Find the initial velocity ##U##

[chwala]

Homework Statement

see attached.

Relevant Equations

Mechanics

Now in determining the initial velocity;

in my understanding, if $s=1.8$ then we consider the stone's motion from the top to the ground. Why not consider $s=3.6$, the total distance traveled by stone from start point $t=0$? Is it possible to model equations from this point?

The stone when thrown upwards will reach a point where it is instantaneously at rest and then start the descent. In that case, it is clear that $s=1.8$. I need insight on this very part.

 

[kuruman]

Why not consider $s=3.6$, the total distance traveled by stone from point $t=0$?

Because in the kinematic equations the relevant variable is the displacement (a vector) not the distance (a scalar).

 

[chwala]

Thank @kuruman I am self-studying Mechanics. Noted.

 

[kuruman]

Thank @kuruman I am self-studying Mechanics. Noted.

Then I will add here a calculation that illustrates the point in post #2.

Problem
A stone is thrown straight up in the air with initial velocity $v_0=3~$m/s and returns to the point at which it was launched.
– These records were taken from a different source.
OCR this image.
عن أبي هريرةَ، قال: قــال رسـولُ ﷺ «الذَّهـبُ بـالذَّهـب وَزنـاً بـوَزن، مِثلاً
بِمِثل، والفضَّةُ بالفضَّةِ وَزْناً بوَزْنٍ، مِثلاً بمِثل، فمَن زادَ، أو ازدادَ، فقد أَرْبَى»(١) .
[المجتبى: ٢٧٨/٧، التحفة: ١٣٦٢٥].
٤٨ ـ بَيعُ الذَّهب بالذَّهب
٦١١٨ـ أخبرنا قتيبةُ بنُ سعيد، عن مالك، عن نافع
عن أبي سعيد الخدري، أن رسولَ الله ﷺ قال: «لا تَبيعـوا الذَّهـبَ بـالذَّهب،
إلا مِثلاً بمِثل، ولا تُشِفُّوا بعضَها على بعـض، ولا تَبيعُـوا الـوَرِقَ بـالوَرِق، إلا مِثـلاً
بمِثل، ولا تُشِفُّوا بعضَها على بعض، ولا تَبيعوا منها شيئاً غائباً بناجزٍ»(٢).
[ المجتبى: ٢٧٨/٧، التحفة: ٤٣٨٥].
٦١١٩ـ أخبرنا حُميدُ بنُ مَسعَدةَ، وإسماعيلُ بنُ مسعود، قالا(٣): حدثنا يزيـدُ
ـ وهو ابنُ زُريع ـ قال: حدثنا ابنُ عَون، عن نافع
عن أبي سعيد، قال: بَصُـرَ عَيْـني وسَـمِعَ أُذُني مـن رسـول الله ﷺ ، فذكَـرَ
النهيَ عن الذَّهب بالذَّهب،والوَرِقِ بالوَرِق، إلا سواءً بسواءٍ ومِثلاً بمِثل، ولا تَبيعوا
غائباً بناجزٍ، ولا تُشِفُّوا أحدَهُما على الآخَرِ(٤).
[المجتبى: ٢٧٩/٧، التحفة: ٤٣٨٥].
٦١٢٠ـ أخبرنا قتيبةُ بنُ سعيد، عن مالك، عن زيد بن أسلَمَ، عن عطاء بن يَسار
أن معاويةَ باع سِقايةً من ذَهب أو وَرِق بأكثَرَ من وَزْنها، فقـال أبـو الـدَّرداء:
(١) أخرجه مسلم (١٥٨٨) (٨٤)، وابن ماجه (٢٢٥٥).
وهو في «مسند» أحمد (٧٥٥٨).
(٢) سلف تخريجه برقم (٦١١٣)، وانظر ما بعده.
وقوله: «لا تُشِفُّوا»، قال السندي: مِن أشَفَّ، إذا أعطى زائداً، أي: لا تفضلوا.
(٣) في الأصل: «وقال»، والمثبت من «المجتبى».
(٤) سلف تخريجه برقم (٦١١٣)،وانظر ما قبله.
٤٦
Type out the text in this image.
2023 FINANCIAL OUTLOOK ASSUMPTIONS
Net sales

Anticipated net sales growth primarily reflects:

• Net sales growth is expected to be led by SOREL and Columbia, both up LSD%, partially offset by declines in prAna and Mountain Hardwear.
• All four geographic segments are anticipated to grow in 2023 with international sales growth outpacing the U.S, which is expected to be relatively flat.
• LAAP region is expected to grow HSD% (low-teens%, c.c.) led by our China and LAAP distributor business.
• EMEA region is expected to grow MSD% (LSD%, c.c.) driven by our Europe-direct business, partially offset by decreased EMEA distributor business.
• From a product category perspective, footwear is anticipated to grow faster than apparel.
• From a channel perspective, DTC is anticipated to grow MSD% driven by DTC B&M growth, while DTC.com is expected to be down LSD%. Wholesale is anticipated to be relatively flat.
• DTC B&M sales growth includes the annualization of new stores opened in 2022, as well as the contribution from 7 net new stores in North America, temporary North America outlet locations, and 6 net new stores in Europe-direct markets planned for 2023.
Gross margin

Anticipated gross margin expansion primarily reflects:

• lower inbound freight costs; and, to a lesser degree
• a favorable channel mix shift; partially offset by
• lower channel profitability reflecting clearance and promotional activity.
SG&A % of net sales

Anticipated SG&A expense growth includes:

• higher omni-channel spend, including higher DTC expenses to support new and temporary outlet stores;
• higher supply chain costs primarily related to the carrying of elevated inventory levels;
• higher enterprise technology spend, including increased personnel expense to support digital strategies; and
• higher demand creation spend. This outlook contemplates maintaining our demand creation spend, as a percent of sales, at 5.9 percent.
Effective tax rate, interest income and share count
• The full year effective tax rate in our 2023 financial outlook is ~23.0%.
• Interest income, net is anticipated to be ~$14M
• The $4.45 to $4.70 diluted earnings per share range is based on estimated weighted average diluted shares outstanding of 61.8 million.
Find the time time of flight $T$.

Solution
The height of the stone $y$ at any time $t$ above the point of launch is given by $$y=v_0~t-\frac{1}{2}g~t^2.$$ At the specific time $t=T$ when it returns to the launch point, the height of the stone above ground is zero. With $t=T$ the equation we have $$ 0=v_0~T-\frac{1}{2}g~T^2\implies T(v_0 -\frac{1}{2}g~T)=0.$$ One or the other of the terms in the product on the right must be zero.

A. $T=0$ which says that the stone is at zero height when it is launched, a fact that we already knew and built in the equation. We reject this solution because we are looking for a time after launch, i.e. $T>0.$

B. $v_0 -\frac{1}{2}g~T=0 \implies T=\dfrac{2v_0}{g}.$ This is the solution that we want.

Answer
$T=\dfrac{2\times 3~(\text{m/s})}{10~(\text{m/s}^2)}=0.6~\text{s}.$

You can see from this example that the total distance traveled up and down does not enter the picture and is not needed. Good luck with your self-study. We are here to help.